Mas enquanto o governo de Joe Biden e a Otan conduzem simulações a respeito das possibilidades de desdobramentos nos próximos meses, ambos estão crescentemente apreensivos em relação a um outro leque de opções para o presidente Vladimir Putin, passos muito mais abrangentes do que simplesmente mobilizar tropas e armamentos através da fronteira com a Ucrânia.
Putin pretende ampliar a esfera de influência da Rússia e garantir por meio de acordos por escrito que a Otan nunca mais volte a se expandir. Se ele não conseguir alcançar esse objetivo, sugeriram alguns de seus assessores nos bastidores das negociações da semana passada, ele perseguirá os interesses de segurança da Rússia com resultados que seriam sentidos agudamente na Europa e nos Estados Unidos.
Houve indicações, jamais expressas com todas as letras, de que armas nucleares poderiam ser instaladas em lugares — talvez próximos da costa marítima americana — que poderiam reduzir o tempo de alerta após um lançamento para cinco minutos, potencialmente desencadeando um confronto que ecoa a Crise dos Mísseis em Cuba, de 1962.
“Uma hipotética invasão russa à Ucrânia não minaria a segurança dos EUA”, afirmou Dmitri Suslov, analista de Moscou que deu palestra a portas fechadas a parlamentares russos a respeito do impasse no mês passado. “A lógica geral das ações da Rússia é que EUA e Otan devem pagar um preço alto.”
Mas como relembraram mais uma vez os ucranianos na sexta-feira, enquanto os sites dos ministérios do seu governo eram desfigurados por um ataque algo amador, o exército de hackers da Rússia consegue provocar caos tanto na Ucrânia quanto em redes de fornecimento de energia de Munique a Michigan.
Isso pode não passar de uma algazarra, parte de uma campanha de intimidação e uma maneira de rememorar o presidente Biden de que, mesmo que ele prefira colocar o foco dos EUA em competir e lidar com a China, Putin ainda é capaz de causar enormes perturbações.
O líder russo telegrafou ele mesmo essa abordagem, ao alertar repetidamente no ano passado que, se o Ocidente cruzar a sempre oscilante “linha vermelha” que, na mente de Putin, estabelece o limite das ameaças contra a segurança da Rússia, ele ordenaria uma resposta surpreendente.

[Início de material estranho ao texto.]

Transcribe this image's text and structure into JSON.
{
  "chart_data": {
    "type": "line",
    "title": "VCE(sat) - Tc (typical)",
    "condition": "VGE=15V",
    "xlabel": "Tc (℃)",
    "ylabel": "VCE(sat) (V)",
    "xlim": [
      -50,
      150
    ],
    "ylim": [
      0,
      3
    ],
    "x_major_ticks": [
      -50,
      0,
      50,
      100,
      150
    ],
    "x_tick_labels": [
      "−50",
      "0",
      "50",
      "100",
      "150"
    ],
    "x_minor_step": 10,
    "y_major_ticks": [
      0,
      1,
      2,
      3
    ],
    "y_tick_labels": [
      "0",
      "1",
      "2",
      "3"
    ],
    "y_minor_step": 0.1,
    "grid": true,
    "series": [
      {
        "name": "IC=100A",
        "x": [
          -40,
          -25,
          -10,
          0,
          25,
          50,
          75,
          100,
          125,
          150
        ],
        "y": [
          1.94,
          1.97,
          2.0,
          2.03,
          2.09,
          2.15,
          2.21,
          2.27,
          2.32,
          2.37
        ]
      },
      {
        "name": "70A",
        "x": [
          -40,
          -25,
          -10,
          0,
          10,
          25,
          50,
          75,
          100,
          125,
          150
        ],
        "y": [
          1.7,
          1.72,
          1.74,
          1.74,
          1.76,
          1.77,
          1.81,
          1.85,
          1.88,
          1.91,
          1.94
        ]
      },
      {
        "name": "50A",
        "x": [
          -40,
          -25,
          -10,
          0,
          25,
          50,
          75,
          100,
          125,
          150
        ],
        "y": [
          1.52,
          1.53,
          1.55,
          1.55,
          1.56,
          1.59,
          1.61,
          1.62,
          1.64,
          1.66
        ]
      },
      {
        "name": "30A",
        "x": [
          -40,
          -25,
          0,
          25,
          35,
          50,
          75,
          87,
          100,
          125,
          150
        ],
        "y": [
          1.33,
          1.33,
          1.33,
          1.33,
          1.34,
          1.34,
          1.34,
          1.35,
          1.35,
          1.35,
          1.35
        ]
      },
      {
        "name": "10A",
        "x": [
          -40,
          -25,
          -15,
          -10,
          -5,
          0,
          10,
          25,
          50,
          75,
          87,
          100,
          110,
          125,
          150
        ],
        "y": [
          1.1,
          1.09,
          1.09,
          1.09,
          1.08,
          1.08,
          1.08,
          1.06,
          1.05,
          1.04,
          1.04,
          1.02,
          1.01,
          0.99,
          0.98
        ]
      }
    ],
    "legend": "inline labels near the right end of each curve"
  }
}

“A resposta da Rússia será assimétrica, rápida e dura”, afirmou Putin em abril, referindo-se aos tipos de ação militar não convencional que a Rússia poderia empregar se adversários ameaçarem “nossos interesses de segurança fundamentais”.
A atual crise foi desencadeada quando o Kremlin emitiu uma série de exigências que, se forem atendidas pelos EUA e seus aliados concordarem com isso, restabelecerão efetivamente a esfera de influência da Rússia a parâmetros próximos aos da era soviética, antes da Otan se expandir para o Leste Europeu. Moscou também exigiu que todas as armas nucleares dos EUA sejam retiradas da Europa, afirmando que os russos sentem-se ameaçados pela presença do armamento no continente europeu — apesar dos tipos e localizações desse equipamento militar não terem mudado em anos. E o Kremlin quer impedir qualquer movimentação de tropas ocidentais nos países que integraram o Pacto de Varsóvia e posteriormente aderiram à Otan.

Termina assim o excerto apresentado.